Acme Packet’s new standalone border gateway provides media control for voice, video and multimedia RTP/RTCP flows via an H.248 interface to a master Acme Packet session controller, or a third-party SIP softswitch or core IMS CSCF signaling element. The border gateway supports Acme Packet’s Net-SAFE media security features including media firewall, access control, network address and port translations, media relay and latching for NAT traversal, VLAN tagging, QoS marking, QoS and flow statistics reporting, bandwidth policing, media replication for lawful intercept, DTMF insertion/extraction, media timers and transcoding.

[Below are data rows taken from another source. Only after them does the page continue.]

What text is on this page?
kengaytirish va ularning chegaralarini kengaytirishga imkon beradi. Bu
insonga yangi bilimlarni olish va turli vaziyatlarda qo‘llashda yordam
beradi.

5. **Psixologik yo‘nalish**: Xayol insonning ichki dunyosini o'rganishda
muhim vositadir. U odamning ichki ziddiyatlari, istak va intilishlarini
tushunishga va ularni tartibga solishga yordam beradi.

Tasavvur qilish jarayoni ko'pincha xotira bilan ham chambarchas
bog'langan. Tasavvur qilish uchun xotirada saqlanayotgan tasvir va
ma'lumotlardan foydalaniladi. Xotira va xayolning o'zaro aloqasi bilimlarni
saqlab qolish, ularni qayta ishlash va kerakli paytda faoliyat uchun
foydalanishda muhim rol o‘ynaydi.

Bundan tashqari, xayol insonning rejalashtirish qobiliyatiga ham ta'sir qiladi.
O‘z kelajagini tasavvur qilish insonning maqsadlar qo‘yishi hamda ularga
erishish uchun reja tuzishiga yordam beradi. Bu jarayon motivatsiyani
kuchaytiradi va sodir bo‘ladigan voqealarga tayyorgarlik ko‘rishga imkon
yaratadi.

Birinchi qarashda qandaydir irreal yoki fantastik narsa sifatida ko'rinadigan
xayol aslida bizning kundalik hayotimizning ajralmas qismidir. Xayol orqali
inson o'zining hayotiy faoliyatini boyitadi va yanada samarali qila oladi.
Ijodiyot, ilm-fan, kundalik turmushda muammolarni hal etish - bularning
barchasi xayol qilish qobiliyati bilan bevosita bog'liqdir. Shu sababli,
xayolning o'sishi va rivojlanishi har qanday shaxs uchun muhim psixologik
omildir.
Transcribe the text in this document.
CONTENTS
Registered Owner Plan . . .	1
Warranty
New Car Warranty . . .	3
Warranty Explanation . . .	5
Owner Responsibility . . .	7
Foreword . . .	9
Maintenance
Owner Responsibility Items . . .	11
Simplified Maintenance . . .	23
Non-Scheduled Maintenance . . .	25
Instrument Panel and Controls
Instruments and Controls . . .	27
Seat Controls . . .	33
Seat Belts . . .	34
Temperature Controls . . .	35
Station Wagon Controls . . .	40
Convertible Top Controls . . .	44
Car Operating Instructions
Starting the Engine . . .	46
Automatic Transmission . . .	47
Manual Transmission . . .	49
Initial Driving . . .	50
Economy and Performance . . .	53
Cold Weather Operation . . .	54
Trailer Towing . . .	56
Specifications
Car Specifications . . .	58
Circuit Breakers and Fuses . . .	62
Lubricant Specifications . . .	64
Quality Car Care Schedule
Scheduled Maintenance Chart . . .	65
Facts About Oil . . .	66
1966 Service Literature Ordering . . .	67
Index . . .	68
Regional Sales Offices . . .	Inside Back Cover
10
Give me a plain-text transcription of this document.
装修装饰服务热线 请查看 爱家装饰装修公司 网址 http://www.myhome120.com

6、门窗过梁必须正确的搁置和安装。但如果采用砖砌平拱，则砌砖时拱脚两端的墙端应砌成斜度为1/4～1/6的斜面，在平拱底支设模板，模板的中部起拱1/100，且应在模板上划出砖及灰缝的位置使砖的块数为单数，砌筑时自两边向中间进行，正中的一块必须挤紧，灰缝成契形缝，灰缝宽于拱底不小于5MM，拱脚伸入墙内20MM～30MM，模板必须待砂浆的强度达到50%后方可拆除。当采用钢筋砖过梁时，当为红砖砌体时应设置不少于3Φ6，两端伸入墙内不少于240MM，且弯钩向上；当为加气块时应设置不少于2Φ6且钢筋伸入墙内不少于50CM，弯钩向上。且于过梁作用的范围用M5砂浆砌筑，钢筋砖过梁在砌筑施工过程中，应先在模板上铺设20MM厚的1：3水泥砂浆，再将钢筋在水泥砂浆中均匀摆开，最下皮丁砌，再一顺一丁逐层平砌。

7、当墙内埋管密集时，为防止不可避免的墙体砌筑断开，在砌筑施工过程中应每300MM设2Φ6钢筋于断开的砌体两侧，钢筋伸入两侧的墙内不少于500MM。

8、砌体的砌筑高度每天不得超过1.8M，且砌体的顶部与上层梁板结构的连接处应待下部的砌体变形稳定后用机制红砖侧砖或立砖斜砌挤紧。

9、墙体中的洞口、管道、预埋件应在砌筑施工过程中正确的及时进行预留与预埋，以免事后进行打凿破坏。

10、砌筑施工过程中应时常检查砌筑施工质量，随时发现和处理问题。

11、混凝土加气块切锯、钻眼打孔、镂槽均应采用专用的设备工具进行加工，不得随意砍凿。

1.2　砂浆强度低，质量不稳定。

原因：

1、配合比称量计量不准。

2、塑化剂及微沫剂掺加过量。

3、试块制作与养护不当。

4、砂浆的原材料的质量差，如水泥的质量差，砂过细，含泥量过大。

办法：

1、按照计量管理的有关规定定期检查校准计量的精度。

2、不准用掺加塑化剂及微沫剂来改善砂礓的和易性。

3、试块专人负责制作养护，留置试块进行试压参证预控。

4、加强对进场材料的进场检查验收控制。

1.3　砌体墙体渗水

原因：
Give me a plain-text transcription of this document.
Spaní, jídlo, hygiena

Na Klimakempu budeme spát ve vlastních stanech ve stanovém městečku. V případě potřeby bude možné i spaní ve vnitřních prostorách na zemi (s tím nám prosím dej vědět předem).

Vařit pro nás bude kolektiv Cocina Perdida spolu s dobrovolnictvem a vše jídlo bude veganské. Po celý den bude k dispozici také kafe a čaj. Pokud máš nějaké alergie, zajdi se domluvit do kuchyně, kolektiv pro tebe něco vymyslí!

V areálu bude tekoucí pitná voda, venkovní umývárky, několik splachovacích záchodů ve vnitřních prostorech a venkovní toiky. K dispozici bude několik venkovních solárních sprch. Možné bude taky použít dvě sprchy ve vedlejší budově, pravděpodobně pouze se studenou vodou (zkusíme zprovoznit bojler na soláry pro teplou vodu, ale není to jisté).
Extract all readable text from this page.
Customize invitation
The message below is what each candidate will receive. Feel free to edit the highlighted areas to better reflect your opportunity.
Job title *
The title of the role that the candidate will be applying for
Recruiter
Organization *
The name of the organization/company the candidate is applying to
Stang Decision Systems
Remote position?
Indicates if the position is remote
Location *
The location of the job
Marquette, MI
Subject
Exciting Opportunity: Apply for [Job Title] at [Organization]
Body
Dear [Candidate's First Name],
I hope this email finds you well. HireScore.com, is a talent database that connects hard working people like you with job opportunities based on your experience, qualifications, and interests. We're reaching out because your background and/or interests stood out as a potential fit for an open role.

The session controller offers signaling control and security for voice, video and multimedia SIP message flows. It also uses an H.248 interface to control slave Acme Packet border gateways or third-party media proxies/relays. The session controller is implemented as a dialog stateful SIP back-to-back user agent (B2BUA) and is functionally equivalent to Acme Packet’s SD configuration in terms of SIP signaling control. This includes support for Acme Packet’s Net-SAFE signaling security features such as session border controller DoS/DDoS protection, admission control based upon session agent load or interface to external policy server, call gapping by session agent or destination number, SIP protocol repair, transport and encryption protocol interworking, number/address and response code translations, load balancing, routing including ENUM, lawful intercept and accounting.
The signaling firewall ensures security for core SIP signaling elements such as softswitches, IMS CSCF elements and application servers.The SF is available in four SIP security level options ranging from stateless firewall with static ACLs and SIP flow rate policing to dialog stateful SIP B2BUA.
Acme Packet expects to demo its signaling firewall at VON in September and its border gateway and session controller at the MultiService Forum’s interoperability event in late October. The products are slated for general availability in the fourth quarter.